The problem here is one of perspective. We hardcore internet users might do well to realise that, just because we spend our days trawling TechCrunch and TechMeme and Hacker News doesn’t mean that the wider world shares our belief that privacy settings for photos we’ve chosen to post online, Flash on the iPad or our God-given right to see erections on Wikipedia are the most important issues in the world today. And why should they? By and large, Jobs, Zuckerberg and Wales are going about their lawful business, providing fun digital toys that we could easily survive without, but choose not to.

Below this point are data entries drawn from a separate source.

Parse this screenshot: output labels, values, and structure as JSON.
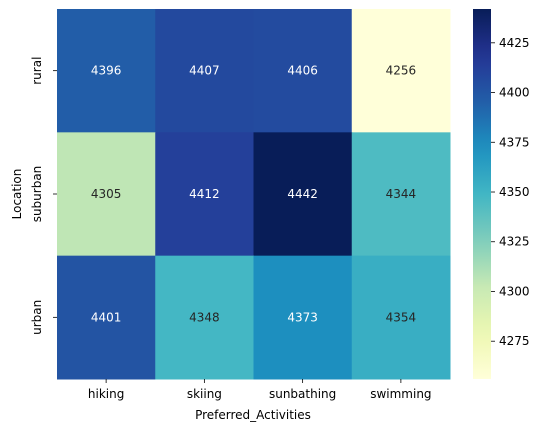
{
  "chart_data": {
    "type": "heatmap",
    "title": "",
    "xlabel": "Preferred_Activities",
    "ylabel": "Location",
    "x_categories": [
      "hiking",
      "skiing",
      "sunbathing",
      "swimming"
    ],
    "y_categories": [
      "rural",
      "suburban",
      "urban"
    ],
    "values": [
      [
        4396,
        4407,
        4406,
        4256
      ],
      [
        4305,
        4412,
        4442,
        4344
      ],
      [
        4401,
        4348,
        4373,
        4354
      ]
    ],
    "colormap": "YlGnBu",
    "colorbar": {
      "vmin": 4256,
      "vmax": 4442,
      "ticks": [
        4275,
        4300,
        4325,
        4350,
        4375,
        4400,
        4425
      ]
    },
    "annotations": true,
    "grid": false,
    "legend": "colorbar-right"
  }
}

The second problem is one of entitlement. Just because the founders of web and technology companies are inherently  more accessible to us than other CEOs (see Jobs replying to emails or Jimmy Wales’ and Mark Zuckerberg’s frequent conference appearances) doesn’t mean that they are any more answerable to us. The respective visions of Jobs, Zuck and Wales have created companies that we gladly use every day in our millions. What right do we have to tell them that their vision is suddenly wrong, just because it happens to clash with our own?

As Mike Arrington wrote on Wednesday in relation to Digg, it’s simply not the obligation of an entrepreneur to make decisions based on what the crowd demands. In fact it’s ludicrous to think that a business which has attracted millions of fans thanks to a founder’s singular vision should suddenly start taking their orders from those fans. The whole point of a visionary is that they can see things that others can’t; if thousands of users think they know what path a visionary should take then that path is inherently the wrong one.

I may disagree with Steve Jobs’ approach to pornography on the iPad (I do), or with Zuckerberg’s high-handed approach to privacy (I do) or with Jimmy Wales’ spontaneous clean-up operation to avoid bad press (I don’t, actually) but provided they remain within the law, I will shrug my shoulders to the death in defence of their right to do what they think best.

If they continue to make the right calls, their companies will continue to grow, and if they make the wrong ones, then they will fail. Until there’s any meaningful sign of the latter happening to Apple, Wikipedia or Facebook we – the journalists, the bloggers, the Twitterers and the shrill activists – should probably put away our guillotines and consider that maybe, just maybe, when it comes to their businesses, these visionaries know what they’re doing.